Les signes sont exceptionnellement aigus.
- Humains: La forme aiguë est caractérisée par de la fièvre, de la jaunisse et de la
néphrite comme chez les animaux. L'homme se contamine à partir d'animaux
domestiques (vétérinaires, abatteurs, fermiers), de rongeurs sauvages et d'eaux
contaminées (maladie des égoutiers).
e) Lésions
- Chien: Si l'animal meurt en phase aiguë (leptospirémie), l'autopsie révèle des lésions
de septicémie. Des leptospires sont observables dans le foie et le rein.
Si l'animal meurt dans la deuxième phase, les lésions générales sont dues à
l'urémie qui se développe suite à la néphrite interstitielle aiguë: décoloration et
ulcération de la langue et de la muqueuse buccale, érosions hémorragiques de la
muqueuse gastrique, dégénérescence et nécrose du myocarde et des muscles
intercostaux. Quant aux reins, ils sont pâles, gonflés et nodulaires. Le microscope révèle
une destruction importante des tubuli dans la corticale avec accumulation de
mononucléaires dans le tissu interstitiel visible macroscopiquement à la jonction
cortico-médullaire.
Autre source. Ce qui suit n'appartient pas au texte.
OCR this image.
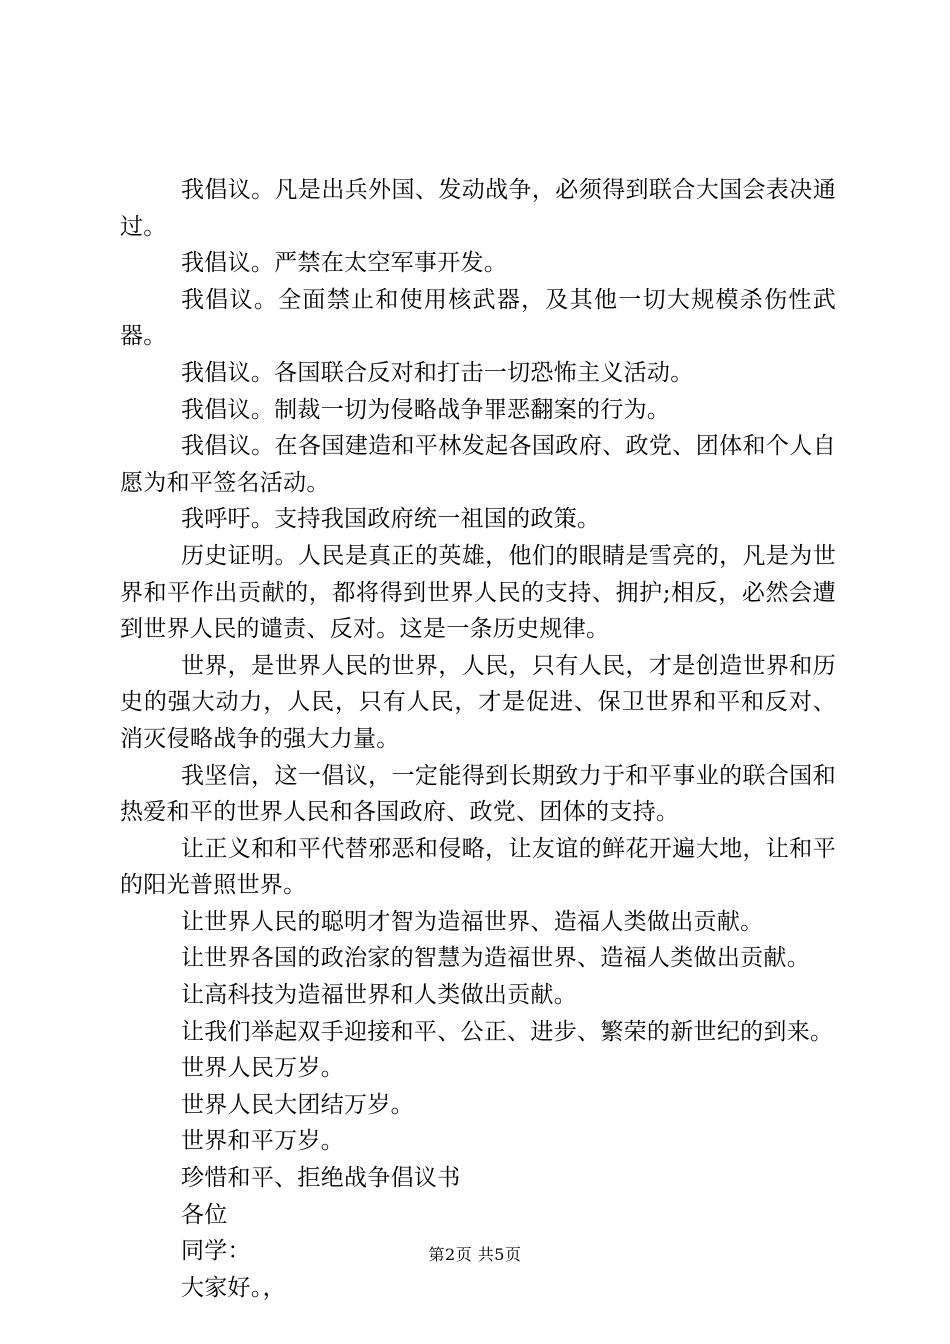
我倡议。凡是出兵外国、发动战争，必须得到联合大国会表决通过。

我倡议。严禁在太空军事开发。

我倡议。全面禁止和使用核武器，及其他一切大规模杀伤性武器。

我倡议。各国联合反对和打击一切恐怖主义活动。

我倡议。制裁一切为侵略战争罪恶翻案的行为。

我倡议。在各国建造和平林发起各国政府、政党、团体和个人自愿为和平签名活动。

我呼吁。支持我国政府统一祖国的政策。

历史证明。人民是真正的英雄，他们的眼睛是雪亮的，凡是为世界和平作出贡献的，都将得到世界人民的支持、拥护;相反，必然会遭到世界人民的谴责、反对。这是一条历史规律。

世界，是世界人民的世界，人民，只有人民，才是创造世界和历史的强大动力，人民，只有人民，才是促进、保卫世界和平和反对、消灭侵略战争的强大力量。

我坚信，这一倡议，一定能得到长期致力于和平事业的联合国和热爱和平的世界人民和各国政府、政党、团体的支持。

让正义和和平代替邪恶和侵略，让友谊的鲜花开遍大地，让和平的阳光普照世界。

让世界人民的聪明才智为造福世界、造福人类做出贡献。

让世界各国的政治家的智慧为造福世界、造福人类做出贡献。

让高科技为造福世界和人类做出贡献。

让我们举起双手迎接和平、公正、进步、繁荣的新世纪的到来。

世界人民万岁。

世界人民大团结万岁。

世界和平万岁。

珍惜和平、拒绝战争倡议书

各位

同学：

大家好。，

第2页 共5页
Des leptospires sont visibles dans les tubuli.
Dans la troisième phase (néphrite intersititelle subaiguë à chronique), le cadavre
est émacié, pâle, "urémique" et éventuellement ictérique. Les reins sont pâles, fermes,
granuleux et rétractés. Le microscope montre une réaction cellulaire qui décroît avec la
chronicité du problème ainsi que le nombre de tubuli infectés. Au contraire, la fibrose
augmente. Dans les cas tout à fait chroniques, aucun leptospire ne sera observé. Chez
les animaux ictériques, des lésions de nécrose centrilobulaire avec infiltration de
lymphocytes et de la fibrose dans les cas chroniques sont observés.
- Bovins: La forme suraiguë est caractérisée par des lésions de septicémies,
éventuellement hémorragiques. La forme aiguë montre un cadavre anémié, ictérique,
avec des hémorragies sous-cutanées et sous-muqueuses et de l'hémoglobinurie.
Les avortons sont souvent autolysés. Les lésions rénales et hépatiques ont été
décrites chez le chien. Des lésions d'urémie sont aussi présentes (cf chien).
- Porc: Les lésions lors de formes aiguës ont été décrites chez le chien et le veau.
L'avorton montre des épanchements cavitaires ainsi que de petits foyers grisâtres
nécrotiques (1 à 4 mm) sur le foie. Les enveloppes sont oedémateuses et nécrosées. La
truie montre de la néphrite interstitielle.
- Chevaux, petits ruminants et chats: Les lésions sont similaires à celles des autres
espèces animales dans les différentes formes.
f) Diagnostic
Le diagnostic clinique de leptospirose est difficile à poser car les signes
d'hépatite et de néphrite ne fournissent que des présomptions. Seul le laboratoire
apportera une confirmation.
Le diagnostic bactériologique par examen microscopique, par cultures ou par
inoculation intrapéritonéale chez le hamster peut se faire sur le sang pendant la phase de
leptospirémie (12 semaines), ou sur l'urine (dès la seconde semaine). En raison du peu
de résistance des leptospires, il importe de procéder à l'examen de produits fraîchement
recueillis. L'examen microscopique se pratique sur fond noir ou au contraste de phases.
Les cultures ne sont pas possibles pour toutes les souches de leptospires et doivent se
faire sur milieux spéciaux. Des hémocultures positives sont obtenues à partir des
hamsters huit jours après l'inoculation.
Le diagnostic bactériologique au microscope est aussi possible sur coupes
histologiques après imprégnation à l'argent ou immunofluorescence indirecte.